Chart: Sample movements and classroom applications

| Movement(s) Category | Examples | Classroom Application |
|---|---|---|
| Exercise or play | Running, chasing, recess activities | Creating dance routines, run on the spot, perform knowledge of a process |
| Contact or sports | Soccer, football, wrestling | PE classes |
| Introverted play | Puzzles, Lego, crosswords | Building using objects to show creativity or to assess knowledge of a concept learnt. Group puzzles (educator made to make connections or just general for team-building) Vocabulary crosswords |
| Outdoor learning | Playing in the garden, digging, physical, social, and cognition development | Relate to science lessons, hands-on experiments, observing and making real life connections |
| Stand & stretch | Tai chi, yoga, passive or active stretching | Simon says, goal setting on the move, gallery walks, full body stretches and stand up to get a paper or supplies before assignment |
| Group/team competitive games/activities | Relays | Relay teams for math questions on the board |
| Constructive play | Building with blocks | Model building of how something works |
| Exploratory | Hide and seeks, scavenger hunts, make-believe | Hide and seek with answers. Hide clues throughout the classroom that lead to answers |
| Functional | Purposeful play | Ball tossing for reviewing or building vocabulary, story-building and movements that incorporate opposite or cross-lateral movements (tap your head and rub your stomach) |
| Group non-competitive | Team building, social, collaborative thinking, dance, drama | Collaborative drawing and stories, role playing and group presentations |
| Individual competitive | Marbles, track and field, hopscotch | Spelling words on the board, math fact around-the-world game |
| Adventure or confidence | Walking excursions, ropes course | Field trips, walks inside the school, walks outside the school exploring environments |

== Movement in Learning Environments Research ==
A study by Vujičić, Peić, and Petrić compared movement-based integrated learning in early childhood education across two groups attending city kindergartens (an experimental group emphasizing movement and a control group with standard integrated learning practices). In the experimental group, the gym was organized to enable children’s exploration, with the teacher taking on an indirect facilitator role, whereas the control group followed traditional teaching methods. Results of the research showed that children in the movement-based group exhibited higher levels of engagement, motor skill development, and enjoyment in learning. This research emphasized the importance of considering physical environments in early education for enhancing learning experiences.
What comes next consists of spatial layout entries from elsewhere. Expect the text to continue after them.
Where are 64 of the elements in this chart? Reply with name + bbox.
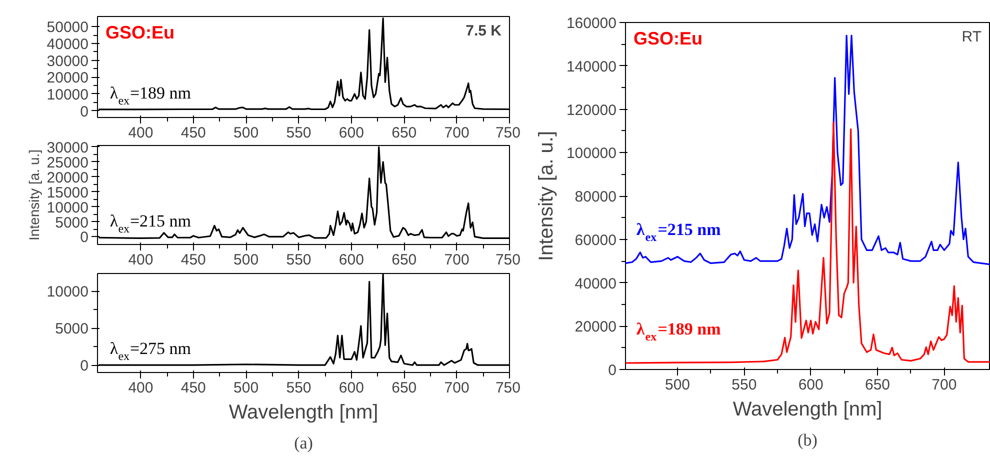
x-tick-label: 550 xyxy=(732,376,757,394)
y-tick-label: 5000 xyxy=(55,320,89,338)
x-tick-label: 650 xyxy=(392,252,417,268)
x-tick-label: 450 xyxy=(180,252,206,268)
x-tick-label: 750 xyxy=(495,380,521,396)
x-tick-label: 650 xyxy=(392,380,417,396)
x-tick-label: 450 xyxy=(180,124,206,142)
y-tick-label: 0 xyxy=(608,362,616,379)
text: (a) xyxy=(294,434,313,452)
x-tick-label: 500 xyxy=(234,252,259,268)
x-tick-label: 600 xyxy=(338,380,364,396)
y-tick-label: 40000 xyxy=(574,275,617,292)
text: (b) xyxy=(798,430,818,450)
y-tick-label: 140000 xyxy=(566,58,617,76)
y-tick-label: 0 xyxy=(80,358,88,375)
x-tick-label: 450 xyxy=(180,380,206,396)
x-tick-label: 700 xyxy=(444,380,470,396)
x-tick-label: 600 xyxy=(338,252,364,268)
y-tick-label: 20000 xyxy=(46,169,89,186)
x-tick-label: 700 xyxy=(932,376,957,394)
x-tick-label: 500 xyxy=(664,376,690,394)
x-axis-title: Wavelength [nm] xyxy=(228,402,378,424)
y-tick-label: 80000 xyxy=(574,188,617,206)
y-tick-label: 20000 xyxy=(574,318,617,336)
x-tick-label: 650 xyxy=(864,376,890,394)
x-axis-title: Wavelength [nm] xyxy=(732,398,882,420)
y-tick-label: 100000 xyxy=(566,145,617,162)
y-tick-label: 10000 xyxy=(46,199,89,216)
y-tick-label: 30000 xyxy=(46,139,89,156)
x-tick-label: 700 xyxy=(444,252,470,268)
x-tick-label: 400 xyxy=(128,380,154,396)
x-tick-label: 400 xyxy=(128,124,154,142)
x-tick-label: 500 xyxy=(234,380,259,396)
x-tick-label: 750 xyxy=(495,124,521,142)
y-tick-label: 30000 xyxy=(46,52,89,70)
y-tick-label: 160000 xyxy=(566,15,617,32)
x-tick-label: 550 xyxy=(286,124,312,142)
x-tick-label: 600 xyxy=(338,124,364,142)
chart-subtitle: 7.5 K xyxy=(466,22,502,40)
y-axis-title: Intensity [a. u.] xyxy=(535,130,558,262)
y-tick-label: 10000 xyxy=(46,284,89,301)
x-tick-label: 650 xyxy=(392,124,417,142)
y-tick-label: 15000 xyxy=(46,184,89,202)
x-tick-label: 600 xyxy=(798,376,824,394)
x-tick-label: 750 xyxy=(495,252,521,268)
y-tick-label: 25000 xyxy=(46,154,89,172)
y-tick-label: 60000 xyxy=(574,232,617,249)
x-tick-label: 550 xyxy=(286,380,312,396)
y-tick-label: 20000 xyxy=(46,70,89,87)
y-tick-label: 5000 xyxy=(55,214,89,232)
x-tick-label: 700 xyxy=(444,124,470,142)
y-tick-label: 50000 xyxy=(46,19,89,36)
y-axis-title: Intensity [a. u.] xyxy=(26,149,42,241)
y-tick-label: 10000 xyxy=(46,86,89,104)
y-tick-label: 0 xyxy=(80,103,88,120)
x-tick-label: 550 xyxy=(286,252,312,268)
y-tick-label: 120000 xyxy=(566,102,617,119)
chart-title: GSO:Eu xyxy=(106,22,175,42)
x-tick-label: 400 xyxy=(128,252,154,268)
chart-title: GSO:Eu xyxy=(634,28,703,48)
y-tick-label: 40000 xyxy=(46,36,89,53)
x-tick-label: 500 xyxy=(234,124,259,142)
chart-subtitle: RT xyxy=(962,28,982,46)
y-tick-label: 0 xyxy=(80,229,88,246)
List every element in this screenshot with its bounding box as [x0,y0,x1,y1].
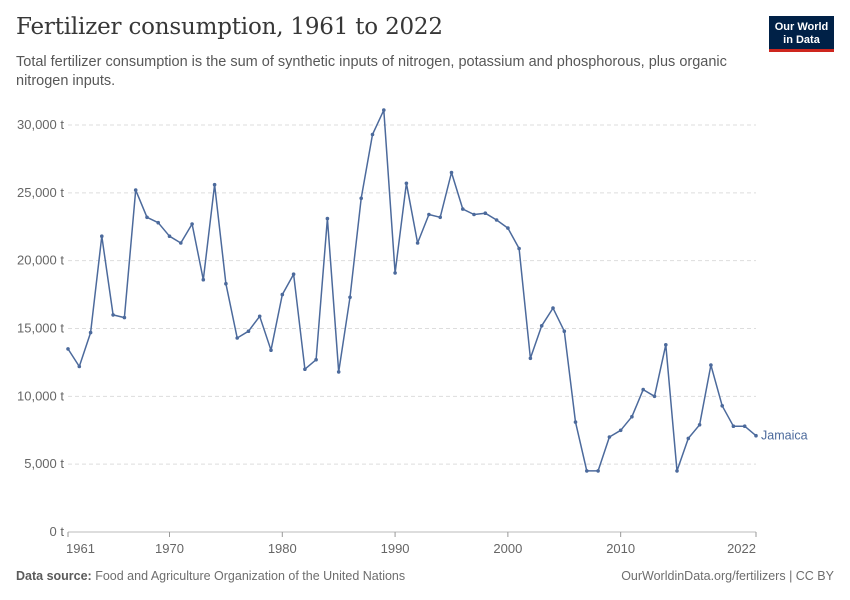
data-point [607,435,612,439]
y-tick-label: 30,000 t [17,117,64,132]
data-point [494,218,499,222]
data-point [179,241,183,245]
data-point [235,336,239,340]
data-point [585,469,589,473]
y-tick-label: 15,000 t [17,321,64,336]
data-point [257,314,262,319]
logo-line-1: Our World [774,21,829,33]
data-point [562,329,567,334]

=== Additional benefits for special-needs learners ===
Movements, such as those involved in playing active games, are thought to activate the brain across a wide variety of areas in ways that may be beneficial to students with disabilities. A study by Reynolds and colleagues (2003) found that children with dyslexia were assisted by a movement program. Those in the intervention group showed significantly greater improvement in dexterity, reading, verbal fluency, and semantic fluency than those in the control group. The exercising group also made substantial gains on national standardized tests of reading, writing, and comprehension in comparison with students in the previous year.